Je vous accorde que des rapports de force internes au pays et vraisemblablement externes s’exercent tentant d’accréditer l’idée que la démocratie ne peut pas fonctionner en Tunisie faisant la démonstration d’un échec patent favorisant un retour en arrière et interdisant à vos voisins d’envisager le même processus.
Je vous accorde le fait que les silences de votre gouvernement provisoire interrogent face à une somme d’évènements récents notamment dans les établissements universitaires qui traduisent plus le recul, l’enfermement que le progrès et l’ouverture pour les Tunisiens et la Tunisie. A qui profitent ces évènements?
Mais je vous fais confiance.
La politique consiste à s’occuper de la vie
Parce que le peuple tunisien est jeune, intelligent, éduqué, tolérant, clairvoyant, ouvert sur le monde, sacrément patient je trouve et de la patience il va vous en falloir. Ce sera long mais sachez que la nature a horreur du vide. J’ai la conviction que l’engagement individuel et collectif dans le fonctionnement d’une société est de matière à accélérer le redressement d’une situation. A y réfléchir somme toute, la politique est un exercice simple, cela consiste à s’occuper de la vie et la vie ce ne peut pas être l’affaire que de quelques spécialistes.

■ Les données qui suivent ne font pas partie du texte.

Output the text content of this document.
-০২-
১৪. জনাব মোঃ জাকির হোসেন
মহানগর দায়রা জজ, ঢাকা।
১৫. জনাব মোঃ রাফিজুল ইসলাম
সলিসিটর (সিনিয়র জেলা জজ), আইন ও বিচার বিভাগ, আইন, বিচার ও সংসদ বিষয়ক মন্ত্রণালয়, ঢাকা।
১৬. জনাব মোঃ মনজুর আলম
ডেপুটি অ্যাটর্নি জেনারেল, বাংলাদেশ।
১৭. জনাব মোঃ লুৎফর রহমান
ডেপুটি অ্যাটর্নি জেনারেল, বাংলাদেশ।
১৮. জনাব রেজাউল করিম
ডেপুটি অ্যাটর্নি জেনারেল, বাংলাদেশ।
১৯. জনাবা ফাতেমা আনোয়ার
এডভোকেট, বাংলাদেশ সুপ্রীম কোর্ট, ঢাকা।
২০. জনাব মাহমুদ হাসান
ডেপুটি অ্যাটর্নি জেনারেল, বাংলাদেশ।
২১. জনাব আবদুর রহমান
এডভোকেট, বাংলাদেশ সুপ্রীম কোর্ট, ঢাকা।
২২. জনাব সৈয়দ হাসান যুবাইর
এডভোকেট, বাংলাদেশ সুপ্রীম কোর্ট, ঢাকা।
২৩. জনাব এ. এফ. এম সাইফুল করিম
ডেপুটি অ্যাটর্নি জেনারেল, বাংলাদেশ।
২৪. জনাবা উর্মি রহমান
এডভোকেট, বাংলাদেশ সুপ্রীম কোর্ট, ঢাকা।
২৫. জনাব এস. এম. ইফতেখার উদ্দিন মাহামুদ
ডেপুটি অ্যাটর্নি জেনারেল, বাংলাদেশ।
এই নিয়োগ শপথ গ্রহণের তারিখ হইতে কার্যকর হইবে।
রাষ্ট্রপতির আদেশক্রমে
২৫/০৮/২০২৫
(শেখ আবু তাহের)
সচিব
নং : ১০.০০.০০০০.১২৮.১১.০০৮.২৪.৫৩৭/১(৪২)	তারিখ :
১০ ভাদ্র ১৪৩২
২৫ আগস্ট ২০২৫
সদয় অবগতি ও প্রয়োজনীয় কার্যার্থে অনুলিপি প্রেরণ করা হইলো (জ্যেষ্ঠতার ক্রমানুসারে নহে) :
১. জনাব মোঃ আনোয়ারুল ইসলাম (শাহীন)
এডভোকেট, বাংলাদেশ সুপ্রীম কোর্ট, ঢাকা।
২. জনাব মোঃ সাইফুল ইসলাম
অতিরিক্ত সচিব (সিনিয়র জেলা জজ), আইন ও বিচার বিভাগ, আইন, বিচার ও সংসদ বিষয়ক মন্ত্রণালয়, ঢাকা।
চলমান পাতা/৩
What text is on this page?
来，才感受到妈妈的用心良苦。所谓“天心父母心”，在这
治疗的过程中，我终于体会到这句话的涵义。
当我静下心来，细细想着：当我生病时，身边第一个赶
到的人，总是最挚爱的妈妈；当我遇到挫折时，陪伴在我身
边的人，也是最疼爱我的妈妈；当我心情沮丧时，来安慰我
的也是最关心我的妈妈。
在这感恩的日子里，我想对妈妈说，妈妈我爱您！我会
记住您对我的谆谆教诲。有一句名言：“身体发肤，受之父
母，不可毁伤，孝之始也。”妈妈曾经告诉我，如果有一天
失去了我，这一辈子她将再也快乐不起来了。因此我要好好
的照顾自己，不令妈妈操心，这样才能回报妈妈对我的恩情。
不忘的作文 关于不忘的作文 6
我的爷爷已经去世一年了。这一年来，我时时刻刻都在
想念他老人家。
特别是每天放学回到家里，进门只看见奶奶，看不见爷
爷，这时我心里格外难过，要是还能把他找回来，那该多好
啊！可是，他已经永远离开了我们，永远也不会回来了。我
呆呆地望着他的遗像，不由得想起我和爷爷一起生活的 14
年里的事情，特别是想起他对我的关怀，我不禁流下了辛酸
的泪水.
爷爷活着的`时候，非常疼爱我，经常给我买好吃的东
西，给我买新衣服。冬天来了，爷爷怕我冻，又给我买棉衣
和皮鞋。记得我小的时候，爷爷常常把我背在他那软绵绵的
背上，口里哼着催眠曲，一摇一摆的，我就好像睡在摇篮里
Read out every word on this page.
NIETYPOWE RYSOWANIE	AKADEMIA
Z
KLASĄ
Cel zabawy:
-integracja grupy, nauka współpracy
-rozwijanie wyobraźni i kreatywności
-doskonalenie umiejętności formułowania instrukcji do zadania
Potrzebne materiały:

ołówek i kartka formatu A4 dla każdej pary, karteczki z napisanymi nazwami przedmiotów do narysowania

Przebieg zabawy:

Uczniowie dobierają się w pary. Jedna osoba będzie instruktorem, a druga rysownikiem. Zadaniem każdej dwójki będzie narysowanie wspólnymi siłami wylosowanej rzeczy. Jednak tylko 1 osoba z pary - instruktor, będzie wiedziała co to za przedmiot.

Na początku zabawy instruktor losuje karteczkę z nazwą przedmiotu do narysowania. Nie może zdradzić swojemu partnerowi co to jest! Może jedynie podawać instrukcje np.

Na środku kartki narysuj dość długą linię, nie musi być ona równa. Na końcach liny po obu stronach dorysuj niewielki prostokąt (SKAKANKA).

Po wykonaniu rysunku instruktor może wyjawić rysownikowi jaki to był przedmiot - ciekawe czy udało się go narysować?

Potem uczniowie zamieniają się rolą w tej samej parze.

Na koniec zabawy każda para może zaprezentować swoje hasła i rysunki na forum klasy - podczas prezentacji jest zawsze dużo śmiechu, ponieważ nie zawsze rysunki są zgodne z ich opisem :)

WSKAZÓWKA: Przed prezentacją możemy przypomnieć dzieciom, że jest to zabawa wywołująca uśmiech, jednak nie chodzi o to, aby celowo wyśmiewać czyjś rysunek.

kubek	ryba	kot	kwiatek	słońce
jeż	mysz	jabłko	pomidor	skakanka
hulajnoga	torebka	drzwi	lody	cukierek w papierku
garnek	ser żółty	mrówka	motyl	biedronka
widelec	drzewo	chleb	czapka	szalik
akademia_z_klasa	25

Ne passez pas par pertes et profits ce qui s’est passé le 14 janvier 2011.
A ce jour, je suis maintenant installé en Tunisie. Il n’y a pas de changement à mon projet de vie.
Pour l’instant de la fenêtre de mon bureau, je vois tous les matins la côte jusqu’à Moknine et il n’y a aucune raison objective pour que cela change. Mais je ne veux pas être hypocrite avec mes ami(e)s tunisiens, si un jour je constate que les droits humains et la liberté de penser sont bafoués en Tunisie, cette fois-ci je n’attendrais pas que qui ce soit me pousse dehors, je partirais de mon propre chef.
Merci à Kapitalis de m’avoir permis ces lignes pour m’adresser à vous et merci à vous de m’avoir lu.
* Français installé en Tunisie, ancien syndicaliste.